A first order reaction is 50% completed after 30 minutes.This implies that the time required to complete 90% of the reaction is?

The integrated rate law for a first-order reaction looks like this

#color(blue)(ln( A/A_0) = - k * t)" "#, where#

#A# - the concentration at a given time #t#
#A_0# - the initial concentration
#k# - the rate constant, usually expressed in #"s"^(-1)# for first-order reactions

Now, I'll assume that you're not familiar with the equation that describes the half-life of a first-order reaction.

As you know, the half-life of a chemical reaction tells you how much time is needed for the concentration of a reactant to reach half of its initial value.

Simply put, the time needed for #50%# of a reaction to be completed will represent that reaction's half-life.
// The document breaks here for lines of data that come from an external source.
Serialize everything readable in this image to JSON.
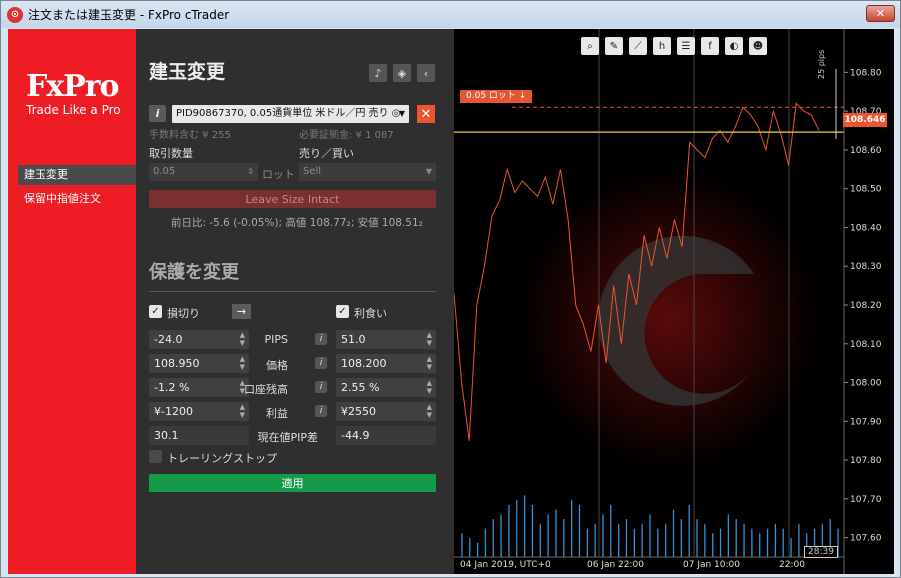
{
  "window": {
    "title": "注文または建玉変更 - FxPro cTrader",
    "close": "✕"
  },
  "sidebar": {
    "logo": "FxPro",
    "tagline": "Trade Like a Pro",
    "items": [
      {
        "label": "建玉変更",
        "active": true
      },
      {
        "label": "保留中指値注文",
        "active": false
      }
    ]
  },
  "panel": {
    "title": "建玉変更",
    "icons": [
      "bell-icon",
      "shield-icon",
      "chevron-left-icon"
    ],
    "position_select": "PID90867370, 0.05通貨単位 米ドル／円 売り ◎",
    "commission": "手数料含む ¥ 255",
    "required_margin": "必要証拠金: ¥ 1 087",
    "qty_label": "取引数量",
    "qty_value": "0.05",
    "qty_unit": "ロット",
    "side_label": "売り／買い",
    "side_value": "Sell",
    "leave_size_btn": "Leave Size Intact",
    "day_stats": "前日比: -5.6 (-0.05%); 高値 108.77₂; 安値 108.51₂",
    "protect_title": "保護を変更",
    "stop_loss_label": "損切り",
    "take_profit_label": "利食い",
    "rows": [
      {
        "label": "PIPS",
        "sl": "-24.0",
        "tp": "51.0"
      },
      {
        "label": "価格",
        "sl": "108.950",
        "tp": "108.200"
      },
      {
        "label": "口座残高",
        "sl": "-1.2 %",
        "tp": "2.55 %"
      },
      {
        "label": "利益",
        "sl": "¥-1200",
        "tp": "¥2550"
      }
    ],
    "pip_diff_label": "現在値PIP差",
    "pip_diff_sl": "30.1",
    "pip_diff_tp": "-44.9",
    "trailing_stop": "トレーリングストップ",
    "apply_btn": "適用"
  },
  "chart": {
    "order_tag": "0.05 ロット ↓",
    "price_tag": "108.646",
    "pips_label": "25 pips",
    "time_cursor": "28:39",
    "colors": {
      "line": "#e8552f",
      "volume": "#3a8fd0",
      "current": "#c9b03a"
    },
    "toolbar": [
      "zoom-icon",
      "draw-icon",
      "indicator-icon",
      "timeframe-icon",
      "list-icon",
      "fb-icon",
      "sentiment-icon",
      "person-icon"
    ]
  },
  "chart_data": {
    "type": "line",
    "y_ticks": [
      "108.80",
      "108.70",
      "108.60",
      "108.50",
      "108.40",
      "108.30",
      "108.20",
      "108.10",
      "108.00",
      "107.90",
      "107.80",
      "107.70",
      "107.60"
    ],
    "x_ticks": [
      "04 Jan 2019, UTC+0",
      "06 Jan 22:00",
      "07 Jan 10:00",
      "22:00"
    ],
    "ylim": [
      107.55,
      108.85
    ],
    "current_price": 108.646,
    "order_price": 108.71,
    "values": [
      108.23,
      108.0,
      107.85,
      108.2,
      108.3,
      108.43,
      108.47,
      108.55,
      108.49,
      108.52,
      108.5,
      108.48,
      108.53,
      108.46,
      108.55,
      108.42,
      108.2,
      108.15,
      108.08,
      108.2,
      108.05,
      108.25,
      108.1,
      108.28,
      108.2,
      108.38,
      108.3,
      108.4,
      108.32,
      108.42,
      108.35,
      108.62,
      108.6,
      108.58,
      108.63,
      108.65,
      108.62,
      108.66,
      108.71,
      108.69,
      108.66,
      108.6,
      108.7,
      108.64,
      108.56,
      108.72,
      108.7,
      108.69,
      108.65
    ],
    "volumes": [
      25,
      20,
      15,
      30,
      40,
      45,
      55,
      60,
      65,
      55,
      35,
      45,
      50,
      40,
      60,
      55,
      30,
      35,
      45,
      55,
      35,
      40,
      30,
      35,
      45,
      30,
      35,
      50,
      40,
      55,
      40,
      35,
      25,
      30,
      45,
      40,
      35,
      30,
      25,
      30,
      35,
      30,
      20,
      35,
      25,
      30,
      35,
      40,
      30
    ]
  }
}
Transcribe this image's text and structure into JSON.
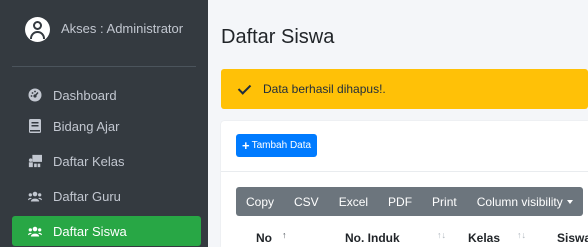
{
  "sidebar": {
    "user_label": "Akses : Administrator",
    "items": [
      {
        "label": "Dashboard",
        "icon": "dashboard-icon"
      },
      {
        "label": "Bidang Ajar",
        "icon": "book-icon"
      },
      {
        "label": "Daftar Kelas",
        "icon": "classroom-icon"
      },
      {
        "label": "Daftar Guru",
        "icon": "users-icon"
      },
      {
        "label": "Daftar Siswa",
        "icon": "users-icon",
        "active": true
      }
    ]
  },
  "main": {
    "page_title": "Daftar Siswa",
    "alert": {
      "message": "Data berhasil dihapus!.",
      "color": "#ffc107"
    },
    "add_button": {
      "label": "Tambah Data"
    },
    "export_buttons": [
      "Copy",
      "CSV",
      "Excel",
      "PDF",
      "Print",
      "Column visibility"
    ],
    "table": {
      "headers": [
        "No",
        "No. Induk",
        "Kelas",
        "Siswa"
      ]
    }
  },
  "colors": {
    "sidebar_bg": "#343a40",
    "active_item": "#28a745",
    "primary": "#007bff",
    "secondary": "#6c757d",
    "warning": "#ffc107"
  }
}
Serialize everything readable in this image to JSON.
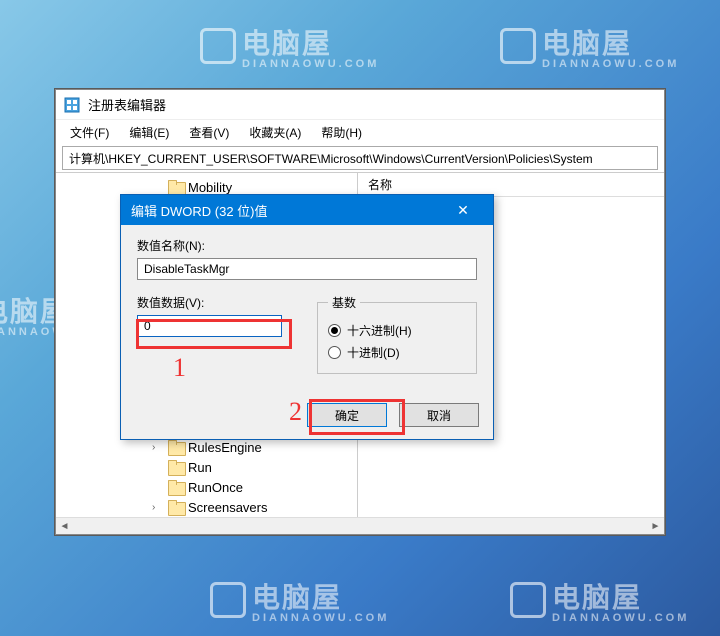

In your case, you know that your first-order reaction is #50%# completed after #30# minutes. This means that after #30# minutes, you will have

#A = 1/2 * A_0 -># half of the initial concentration remains after one half-life

Plug this into the above equation and solve for #k#, the rate constant

#ln( (1/2 * color(red)(cancel(color(black)(A_0))))/(color(red)(cancel(color(black)(A_0)))) ) = - k * "30 min"#

This is equivalent to

#- k* "30 min" = ln(1/2)#

#-k * "30 min" = overbrace(ln(1))^(color(blue)(=0)) - ln(2)#

#k = ln(2)/"30 min" = 2.31 * 10^(-2)"min"^(-1)#

Now that you know the rate constant for this reaction, use the same equation again, only this time use

#A = 1/10 * A_0 -># equivalent to #90%# completion

and solve for #t#, the time needed to get here

#ln( (1/10 * color(red)(cancel(color(black)(A_0))))/(color(red)(cancel(color(black)(A_0)))) ) = - 2.31 * 10^(-2)"min"^(-1) * t#

This is equivalent to

#t = (color(red)(cancel(color(black)(-))) ln(10))/(color(red)(cancel(color(black)(-))) 2.31 * 10^(-2)"min"^(-1)) = "99.68 min"#

Rounded to one sig fig, the answer will be

#t = color(green)("100 min")#